Angle closure glaucoma (ACG) is a more aggressive disease than open-angle glaucoma, where the abnormal anatomical structures of the anterior chamber angle (ACA) may cause an elevated intraocular pressure and gradually leads to glaucomatous optic neuropathy and eventually to visual impairment and blindness. Anterior Segment Optical Coherence Tomography (AS-OCT) imaging provides a fast and contactless way to discriminate angle closure from open angle.

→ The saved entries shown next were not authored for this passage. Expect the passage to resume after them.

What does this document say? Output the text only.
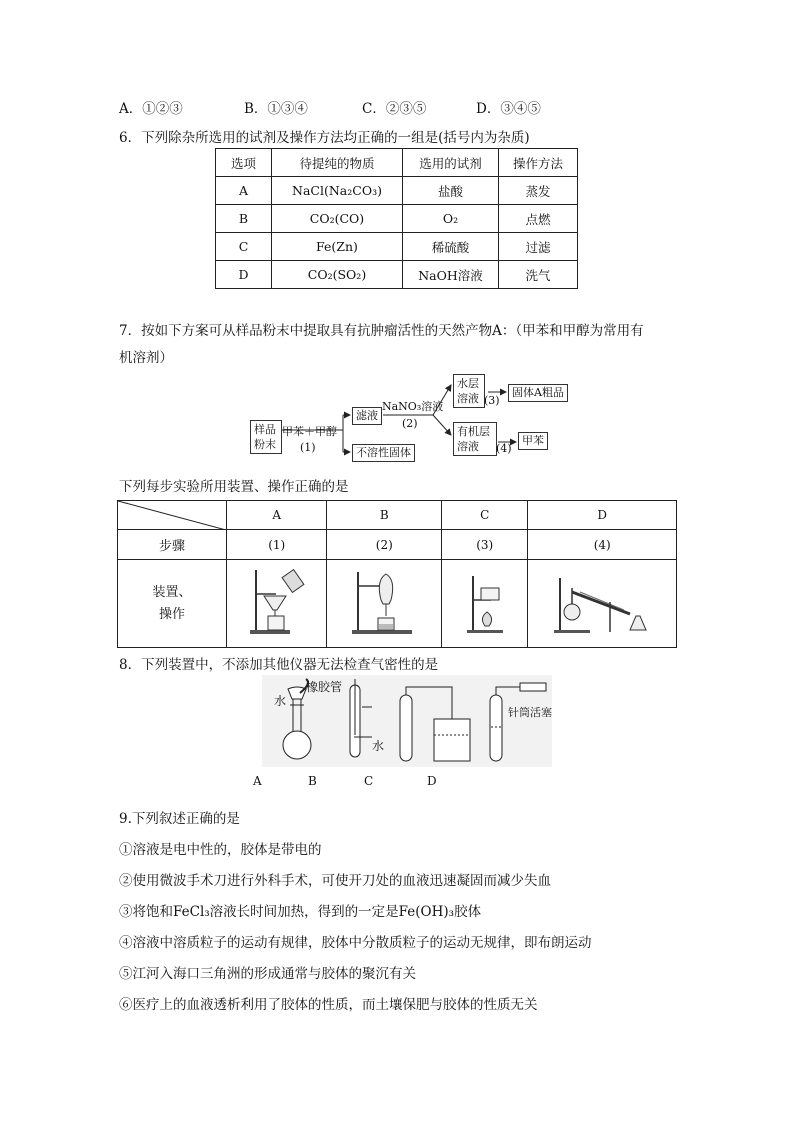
A．①②③	B．①③④	C．②③⑤	D．③④⑤
6．下列除杂所选用的试剂及操作方法均正确的一组是(括号内为杂质)
选项	待提纯的物质	选用的试剂	操作方法
A	NaCl(Na₂CO₃)	盐酸	蒸发
B	CO₂(CO)	O₂	点燃
C	Fe(Zn)	稀硫酸	过滤
D	CO₂(SO₂)	NaOH溶液	洗气
7．按如下方案可从样品粉末中提取具有抗肿瘤活性的天然产物A：（甲苯和甲醇为常用有
机溶剂）
样品粉末
甲苯＋甲醇
(1)
滤液
不溶性固体
NaNO₃溶液
(2)
水层溶液 (3)
固体A粗品
有机层溶液	(4)
甲苯
下列每步实验所用装置、操作正确的是
	A	B	C	D
步骤	(1)	(2)	(3)	(4)

装置、
操作

8．下列装置中，不添加其他仪器无法检查气密性的是
水
橡胶管
水
针筒活塞
A	B	C	D
9.下列叙述正确的是
①溶液是电中性的，胶体是带电的
②使用微波手术刀进行外科手术，可使开刀处的血液迅速凝固而减少失血
③将饱和FeCl₃溶液长时间加热，得到的一定是Fe(OH)₃胶体
④溶液中溶质粒子的运动有规律，胶体中分散质粒子的运动无规律，即布朗运动
⑤江河入海口三角洲的形成通常与胶体的聚沉有关
⑥医疗上的血液透析利用了胶体的性质，而土壤保肥与胶体的性质无关
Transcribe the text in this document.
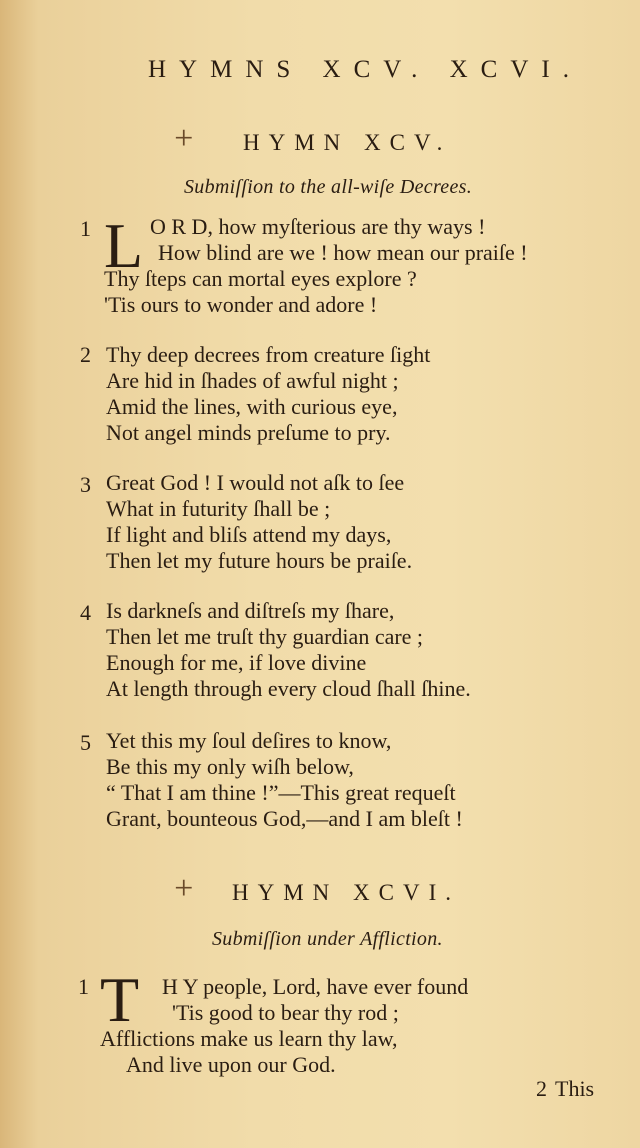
HYMNS XCV. XCVI.
+ HYMN XCV.
Submiſſion to the all-wiſe Decrees.
1 L O R D, how myſterious are thy ways !
How blind are we ! how mean our praiſe !
Thy ſteps can mortal eyes explore ?
'Tis ours to wonder and adore !
2 Thy deep decrees from creature ſight
Are hid in ſhades of awful night ;
Amid the lines, with curious eye,
Not angel minds preſume to pry.
3 Great God ! I would not aſk to ſee
What in futurity ſhall be ;
If light and bliſs attend my days,
Then let my future hours be praiſe.
4 Is darkneſs and diſtreſs my ſhare,
Then let me truſt thy guardian care ;
Enough for me, if love divine
At length through every cloud ſhall ſhine.
5 Yet this my ſoul deſires to know,
Be this my only wiſh below,
“ That I am thine !”—This great requeſt
Grant, bounteous God,—and I am bleſt !
+ HYMN XCVI.
Submiſſion under Affliction.
1 T H Y people, Lord, have ever found
'Tis good to bear thy rod ;
Afflictions make us learn thy law,
And live upon our God.
2 This
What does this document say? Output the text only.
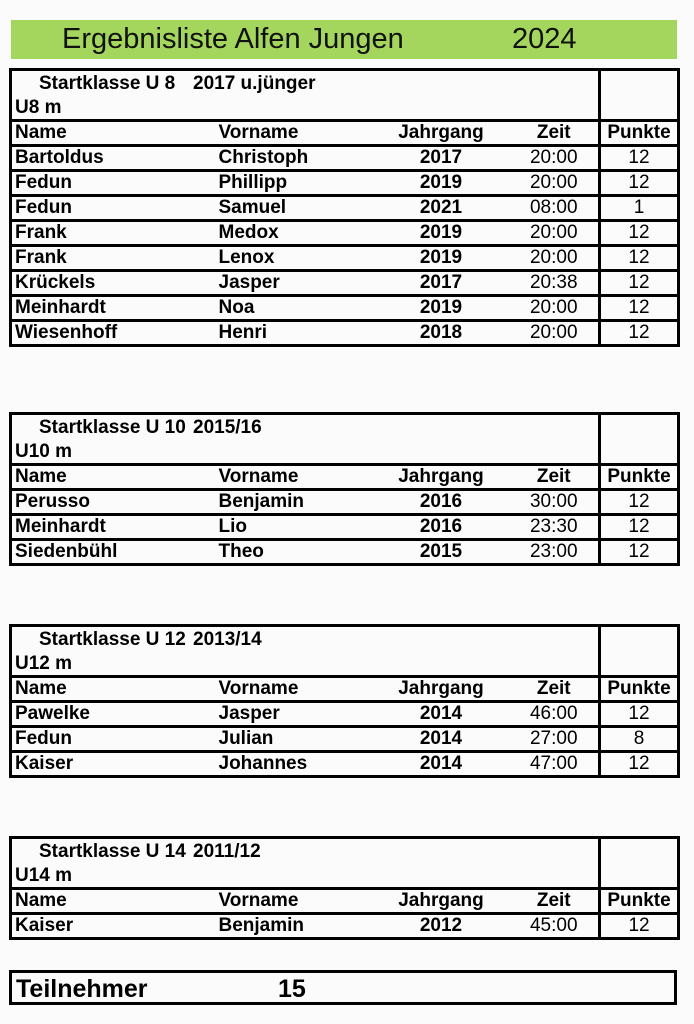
Ergebnisliste Alfen Jungen	2024
Startklasse U 8 2017 u.jünger				
U8 m				
Name	Vorname	Jahrgang	Zeit	Punkte
Bartoldus	Christoph	2017	20:00	12
Fedun	Phillipp	2019	20:00	12
Fedun	Samuel	2021	08:00	1
Frank	Medox	2019	20:00	12
Frank	Lenox	2019	20:00	12
Krückels	Jasper	2017	20:38	12
Meinhardt	Noa	2019	20:00	12
Wiesenhoff	Henri	2018	20:00	12
Startklasse U 10 2015/16				
U10 m				
Name	Vorname	Jahrgang	Zeit	Punkte
Perusso	Benjamin	2016	30:00	12
Meinhardt	Lio	2016	23:30	12
Siedenbühl	Theo	2015	23:00	12
Startklasse U 12 2013/14				
U12 m				
Name	Vorname	Jahrgang	Zeit	Punkte
Pawelke	Jasper	2014	46:00	12
Fedun	Julian	2014	27:00	8
Kaiser	Johannes	2014	47:00	12
Startklasse U 14 2011/12				
U14 m				
Name	Vorname	Jahrgang	Zeit	Punkte
Kaiser	Benjamin	2012	45:00	12
Teilnehmer	15
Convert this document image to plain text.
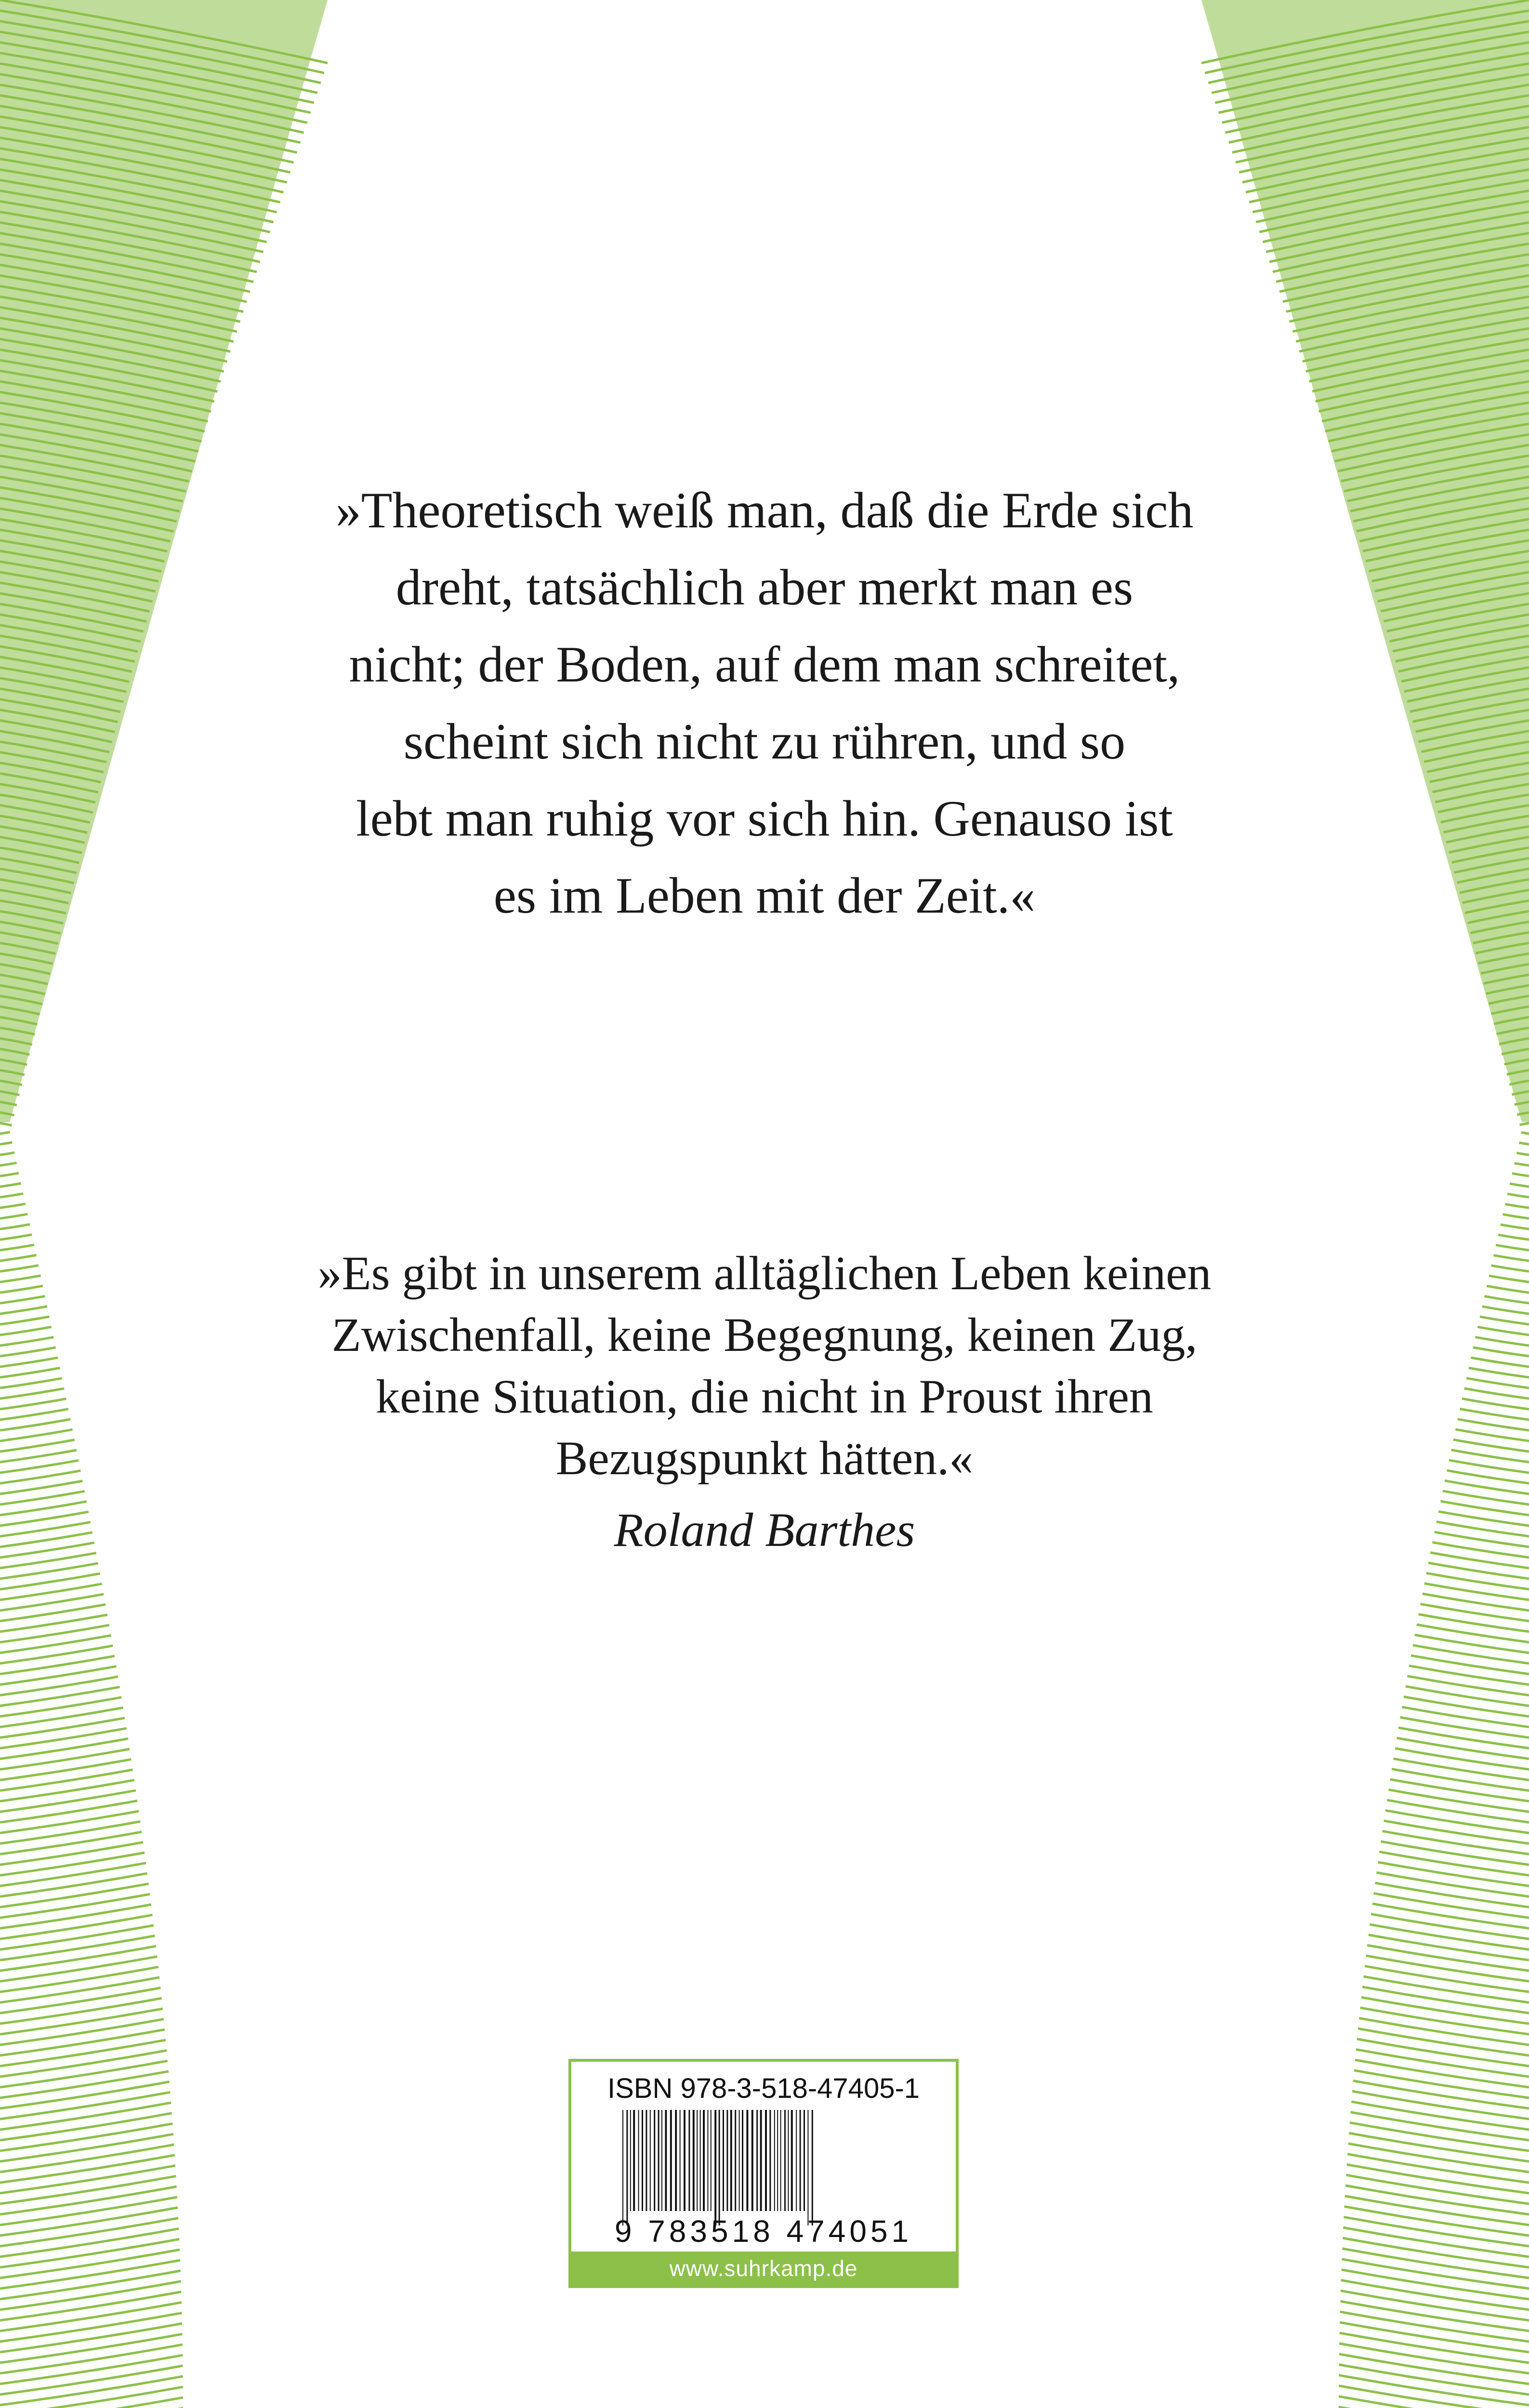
»Theoretisch weiß man, daß die Erde sich
dreht, tatsächlich aber merkt man es
nicht; der Boden, auf dem man schreitet,
scheint sich nicht zu rühren, und so
lebt man ruhig vor sich hin. Genauso ist
es im Leben mit der Zeit.«
»Es gibt in unserem alltäglichen Leben keinen
Zwischenfall, keine Begegnung, keinen Zug,
keine Situation, die nicht in Proust ihren
Bezugspunkt hätten.«
Roland Barthes
ISBN 978-3-518-47405-1
9 783518 474051
www.suhrkamp.de
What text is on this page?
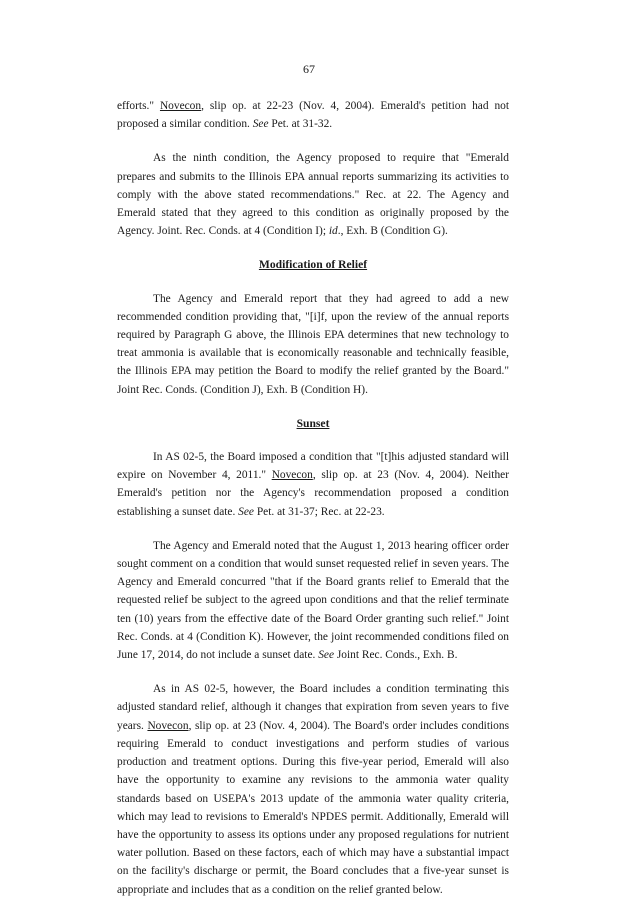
67

efforts." Novecon, slip op. at 22-23 (Nov. 4, 2004). Emerald's petition had not proposed a similar condition. See Pet. at 31-32.

As the ninth condition, the Agency proposed to require that "Emerald prepares and submits to the Illinois EPA annual reports summarizing its activities to comply with the above stated recommendations." Rec. at 22. The Agency and Emerald stated that they agreed to this condition as originally proposed by the Agency. Joint. Rec. Conds. at 4 (Condition I); id., Exh. B (Condition G).

Modification of Relief

The Agency and Emerald report that they had agreed to add a new recommended condition providing that, "[i]f, upon the review of the annual reports required by Paragraph G above, the Illinois EPA determines that new technology to treat ammonia is available that is economically reasonable and technically feasible, the Illinois EPA may petition the Board to modify the relief granted by the Board." Joint Rec. Conds. (Condition J), Exh. B (Condition H).

Sunset

In AS 02-5, the Board imposed a condition that "[t]his adjusted standard will expire on November 4, 2011." Novecon, slip op. at 23 (Nov. 4, 2004). Neither Emerald's petition nor the Agency's recommendation proposed a condition establishing a sunset date. See Pet. at 31-37; Rec. at 22-23.

The Agency and Emerald noted that the August 1, 2013 hearing officer order sought comment on a condition that would sunset requested relief in seven years. The Agency and Emerald concurred "that if the Board grants relief to Emerald that the requested relief be subject to the agreed upon conditions and that the relief terminate ten (10) years from the effective date of the Board Order granting such relief." Joint Rec. Conds. at 4 (Condition K). However, the joint recommended conditions filed on June 17, 2014, do not include a sunset date. See Joint Rec. Conds., Exh. B.

As in AS 02-5, however, the Board includes a condition terminating this adjusted standard relief, although it changes that expiration from seven years to five years. Novecon, slip op. at 23 (Nov. 4, 2004). The Board's order includes conditions requiring Emerald to conduct investigations and perform studies of various production and treatment options. During this five-year period, Emerald will also have the opportunity to examine any revisions to the ammonia water quality standards based on USEPA's 2013 update of the ammonia water quality criteria, which may lead to revisions to Emerald's NPDES permit. Additionally, Emerald will have the opportunity to assess its options under any proposed regulations for nutrient water pollution. Based on these factors, each of which may have a substantial impact on the facility's discharge or permit, the Board concludes that a five-year sunset is appropriate and includes that as a condition on the relief granted below.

Although many medical image analysis algorithms have been developed for glaucoma diagnosis, only a few studies have focused on AS-OCT imaging. In particular, there is no public AS-OCT dataset available for evaluating the existing methods in a uniform way, which limits the progress in the development of automated techniques for angle closure detection and assessment. To address this, we organized the Angle closure Glaucoma Evaluation challenge (AGE), held in conjunction with MICCAI 2019. The AGE challenge consisted of two tasks: scleral spur localization and angle closure classification. For this challenge, we released a large data of 4800 annotated AS-OCT images from 199 patients, and also proposed an evaluation framework to benchmark and compare different models. During the AGE challenge, over 200 teams registered online, and more than 1100 results were submitted for online evaluation. Finally, eight teams participated in the onsite challenge. In this paper, we summarize these eight onsite challenge methods and analyze their corresponding results in the two tasks. We further discuss limitations and future directions. In the AGE challenge, the top-performing approach had an average Euclidean Distance of 10 pixel in scleral spur localization, while in the task of angle closure classification, all the algorithms achieved the satisfactory performances, especially, 100% accuracy rate for top-two performances.